第157章 あなたにもう一度後日談(7)二日目の朝
夫婦水入らず二日目の朝。
私はカチコチになった身体を動かし、隣で眠る旦那様の頬にキスをする。
(ふふっ、おはよう)
ぼやっ〜とした意識の中、自分の頭を家康の胸に乗せ幸せな余韻に浸っていると……。
「んっ…………ひまり?」
「あっ……起こしちゃった?」
翠色の瞳が薄っすらと開く。
でも、またすぐに閉じて……
「……まだ、眠い」
「ふふっ。
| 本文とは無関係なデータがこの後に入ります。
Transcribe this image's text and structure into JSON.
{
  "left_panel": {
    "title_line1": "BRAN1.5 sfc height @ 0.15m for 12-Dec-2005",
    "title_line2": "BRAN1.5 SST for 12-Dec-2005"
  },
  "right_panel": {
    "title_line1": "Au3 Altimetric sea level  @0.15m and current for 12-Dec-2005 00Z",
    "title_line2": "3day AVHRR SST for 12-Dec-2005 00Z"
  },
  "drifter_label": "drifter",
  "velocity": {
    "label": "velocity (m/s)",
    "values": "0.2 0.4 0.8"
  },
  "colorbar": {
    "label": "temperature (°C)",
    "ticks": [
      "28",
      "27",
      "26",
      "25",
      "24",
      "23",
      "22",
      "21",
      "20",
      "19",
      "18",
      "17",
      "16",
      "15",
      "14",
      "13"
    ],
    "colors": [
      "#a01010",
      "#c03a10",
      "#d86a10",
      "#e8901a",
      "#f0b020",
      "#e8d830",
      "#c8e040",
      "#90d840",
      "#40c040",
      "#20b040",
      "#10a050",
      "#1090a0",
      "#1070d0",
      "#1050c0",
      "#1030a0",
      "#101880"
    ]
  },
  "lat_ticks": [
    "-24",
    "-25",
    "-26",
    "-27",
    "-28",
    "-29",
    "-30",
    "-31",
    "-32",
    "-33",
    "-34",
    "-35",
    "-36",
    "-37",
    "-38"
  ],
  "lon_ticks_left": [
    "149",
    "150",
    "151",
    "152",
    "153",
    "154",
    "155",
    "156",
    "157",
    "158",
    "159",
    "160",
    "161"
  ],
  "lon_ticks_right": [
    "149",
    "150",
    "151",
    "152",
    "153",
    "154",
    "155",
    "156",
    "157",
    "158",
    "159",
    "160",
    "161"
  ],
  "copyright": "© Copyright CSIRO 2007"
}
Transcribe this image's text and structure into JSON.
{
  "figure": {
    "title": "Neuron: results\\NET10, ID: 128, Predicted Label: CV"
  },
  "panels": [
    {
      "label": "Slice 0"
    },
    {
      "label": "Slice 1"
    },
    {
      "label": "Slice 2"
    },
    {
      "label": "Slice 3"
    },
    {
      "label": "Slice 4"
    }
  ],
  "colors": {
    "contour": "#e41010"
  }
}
ゆっくり寝てて」
「駄目……ここに居て」
私が起き上がろうとすると、腰元に手が回り、再び布団の中に戻されてしまった。
「また、……明日から……仕事が、んば……るから」
(喋りながら、寝ちゃった)
ガッチリと回された腕を解くわけにもいかず、私は再び家康の胸の中に潜り込む。もう二度と戻れないかもしれない。数日前にはその不安で、押しつぶされそうだったのに……今は凄く幸せ。
(いつもありがとう)
そっと寝癖がついた前髪に触れ、普段日常では見せない無防備な姿に思わず笑みが溢れてしまう。
「ふふっ。……大好きだよ」
「……………ばーか……知ってる」
「へっ……!」
目を瞑ったまま、口だけ動かした家康。
私は、両頬を掴み少しだけ引っ張った。
「意地悪たぬきさんは、寝言まで意地悪なのかなぁ〜〜?」
「いっ!…すぅ………」
「あっ!また、狸寝入りした!」
家康は布団を掴むと頭から被り、その中に私も入れる。
「……俺も」
そして、
甘い言葉と口づけを同時に落とした。